Il existe d’ores et déjà des équipes qui ont permis, par des mesures comportementales et physiologiques, de détecter les états attentionnels dégradés des conducteurs. Une étude a même créé un algorithme de détection de la distraction à l’aide de données oculaires et de conduite pour détecter la distraction du conducteur avec des taux de détection excellents (> 96% ; Liang et al, 2007). Les systèmes actuels détectent la distraction au volant mais aucun système ne permet encore de détecter l’inattention liée au vagabondage de la pensée. Je souhaite ainsi mettre ces méthodes à contribution pour arriver à progresser sur cette question.

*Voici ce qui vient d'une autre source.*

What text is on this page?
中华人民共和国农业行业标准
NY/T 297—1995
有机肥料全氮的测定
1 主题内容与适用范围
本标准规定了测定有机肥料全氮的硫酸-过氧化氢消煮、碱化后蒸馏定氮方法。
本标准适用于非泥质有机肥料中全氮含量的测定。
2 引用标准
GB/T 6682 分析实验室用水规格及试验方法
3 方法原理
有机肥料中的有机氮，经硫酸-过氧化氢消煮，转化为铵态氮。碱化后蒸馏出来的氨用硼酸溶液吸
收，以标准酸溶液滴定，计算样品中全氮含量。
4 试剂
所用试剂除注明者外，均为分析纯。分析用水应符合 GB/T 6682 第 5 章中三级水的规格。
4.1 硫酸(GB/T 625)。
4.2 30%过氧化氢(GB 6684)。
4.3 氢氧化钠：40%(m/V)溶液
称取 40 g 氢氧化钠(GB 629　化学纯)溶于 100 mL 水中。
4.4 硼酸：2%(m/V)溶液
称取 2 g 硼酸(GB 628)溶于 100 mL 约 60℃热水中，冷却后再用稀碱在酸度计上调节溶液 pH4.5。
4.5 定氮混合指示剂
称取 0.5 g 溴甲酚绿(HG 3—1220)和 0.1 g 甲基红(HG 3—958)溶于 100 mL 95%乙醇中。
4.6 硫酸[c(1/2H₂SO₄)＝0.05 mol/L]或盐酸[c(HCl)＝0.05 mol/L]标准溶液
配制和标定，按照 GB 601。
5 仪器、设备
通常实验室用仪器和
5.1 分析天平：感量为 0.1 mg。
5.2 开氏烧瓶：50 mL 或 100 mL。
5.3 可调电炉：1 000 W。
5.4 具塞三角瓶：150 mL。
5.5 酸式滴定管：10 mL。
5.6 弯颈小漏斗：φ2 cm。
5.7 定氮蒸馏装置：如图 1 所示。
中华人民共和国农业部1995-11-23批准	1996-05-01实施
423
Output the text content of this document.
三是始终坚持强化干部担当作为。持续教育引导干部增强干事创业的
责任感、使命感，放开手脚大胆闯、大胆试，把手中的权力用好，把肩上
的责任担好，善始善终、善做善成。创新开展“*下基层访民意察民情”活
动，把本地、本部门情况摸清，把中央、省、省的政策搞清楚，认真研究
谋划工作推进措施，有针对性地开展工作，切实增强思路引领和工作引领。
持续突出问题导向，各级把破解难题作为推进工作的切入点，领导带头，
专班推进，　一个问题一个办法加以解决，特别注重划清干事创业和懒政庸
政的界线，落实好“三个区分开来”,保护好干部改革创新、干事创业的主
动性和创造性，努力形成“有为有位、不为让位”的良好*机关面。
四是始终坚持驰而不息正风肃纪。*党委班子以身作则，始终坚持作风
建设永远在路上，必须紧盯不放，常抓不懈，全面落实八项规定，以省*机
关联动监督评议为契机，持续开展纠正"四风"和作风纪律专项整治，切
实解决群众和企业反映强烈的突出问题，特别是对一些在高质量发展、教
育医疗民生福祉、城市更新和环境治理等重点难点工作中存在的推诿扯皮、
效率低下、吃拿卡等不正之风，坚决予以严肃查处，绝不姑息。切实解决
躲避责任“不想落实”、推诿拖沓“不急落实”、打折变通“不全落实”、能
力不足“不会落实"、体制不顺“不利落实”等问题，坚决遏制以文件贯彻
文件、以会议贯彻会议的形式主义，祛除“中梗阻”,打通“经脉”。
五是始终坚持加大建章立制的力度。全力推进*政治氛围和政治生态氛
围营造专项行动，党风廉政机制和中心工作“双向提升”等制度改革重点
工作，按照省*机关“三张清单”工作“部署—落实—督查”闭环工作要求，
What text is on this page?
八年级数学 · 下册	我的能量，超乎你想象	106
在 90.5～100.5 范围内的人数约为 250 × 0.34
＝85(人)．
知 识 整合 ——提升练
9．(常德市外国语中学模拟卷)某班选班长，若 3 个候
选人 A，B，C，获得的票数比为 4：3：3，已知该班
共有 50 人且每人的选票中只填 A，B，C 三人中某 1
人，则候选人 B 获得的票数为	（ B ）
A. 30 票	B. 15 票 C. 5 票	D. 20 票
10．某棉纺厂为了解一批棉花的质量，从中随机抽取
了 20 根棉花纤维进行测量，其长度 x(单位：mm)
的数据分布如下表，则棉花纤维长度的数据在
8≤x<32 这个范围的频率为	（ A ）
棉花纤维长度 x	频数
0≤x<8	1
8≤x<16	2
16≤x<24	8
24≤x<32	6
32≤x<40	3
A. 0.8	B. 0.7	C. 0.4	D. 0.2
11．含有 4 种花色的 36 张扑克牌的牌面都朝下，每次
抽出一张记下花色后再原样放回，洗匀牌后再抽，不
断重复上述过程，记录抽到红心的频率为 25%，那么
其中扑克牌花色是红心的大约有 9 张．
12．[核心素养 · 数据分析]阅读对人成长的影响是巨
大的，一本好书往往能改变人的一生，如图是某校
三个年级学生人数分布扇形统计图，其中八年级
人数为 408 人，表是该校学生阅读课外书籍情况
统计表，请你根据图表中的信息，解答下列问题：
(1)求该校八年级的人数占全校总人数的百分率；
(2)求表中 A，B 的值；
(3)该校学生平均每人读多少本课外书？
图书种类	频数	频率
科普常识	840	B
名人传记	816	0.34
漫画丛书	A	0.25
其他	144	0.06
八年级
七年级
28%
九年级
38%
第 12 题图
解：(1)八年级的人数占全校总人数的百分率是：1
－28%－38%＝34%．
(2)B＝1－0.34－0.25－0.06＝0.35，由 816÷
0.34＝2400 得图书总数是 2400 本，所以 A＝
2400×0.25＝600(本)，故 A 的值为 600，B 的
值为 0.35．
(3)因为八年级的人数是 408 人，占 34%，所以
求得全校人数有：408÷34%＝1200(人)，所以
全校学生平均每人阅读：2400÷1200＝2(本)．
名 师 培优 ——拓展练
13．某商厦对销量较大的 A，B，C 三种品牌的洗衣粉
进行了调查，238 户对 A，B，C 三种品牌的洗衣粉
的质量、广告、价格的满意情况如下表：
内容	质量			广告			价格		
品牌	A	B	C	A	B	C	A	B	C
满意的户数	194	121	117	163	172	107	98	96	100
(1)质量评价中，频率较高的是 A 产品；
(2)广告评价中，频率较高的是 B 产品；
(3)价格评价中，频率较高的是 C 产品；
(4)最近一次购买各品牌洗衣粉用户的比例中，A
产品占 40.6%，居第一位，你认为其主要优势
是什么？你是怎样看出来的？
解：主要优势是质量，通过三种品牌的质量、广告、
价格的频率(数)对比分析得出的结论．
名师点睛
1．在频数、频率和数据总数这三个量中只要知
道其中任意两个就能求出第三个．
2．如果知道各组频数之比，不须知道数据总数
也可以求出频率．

3.4.1 La mesure de l’activité cardiaque et de la respiration

Ces techniques permettent l’étude de l’influence des émotions sur les régulations opérées en conduite automobile. Elles permettent d’examiner l’impact des émotions sur les processus cognitifs sollicités en étudiant les réactions physiologiques associées. De même, à un niveau plus cognitif, à partir des mesures du rythme cardiaque et de la respiration, l’effort cognitif du conducteur peut aussi être évalué. En effet, la mesure de l’effort cognitif par la variation du rythme cardiaque (VRC) a été plusieurs fois mise en évidence (Kaiser et al. 1996). Pour attester de sa validité, un parallèle a été fait avec les variations cérébrales simultanées et de très fortes corrélations ont été mises en évidence entre VRC et les potentiels évoqués cérébraux (Braboszcz et al., 2011). En revanche, pour des raisons physiologiques, il existe des liens forts entre rythme cardiaque et respiration. Ce phénomène est appelé Arythmie Sinusale Respiratoire (ASR). Afin d’améliorer la sensibilité de cet indicateur d’effort cognitif, il convient donc de supprimer du signal cardiaque l’influence de la respiration. Une technique de modélisation de la respiration a été validée (Choi et al., 2011). Il convient donc maintenant de savoir si la VRC corrigée de l’influence de la respiration est un indicateur suffisamment sensible pour permettre de détecter en temps réel l’effort cognitif. Par ailleurs, compte tenu du développement très rapide des techniques de mesures sans contact de l’activité cardiaque (par analyse de flux vidéo issus de caméras optiques par exemple), il est important de développer nos connaissances autour de ces méthodes.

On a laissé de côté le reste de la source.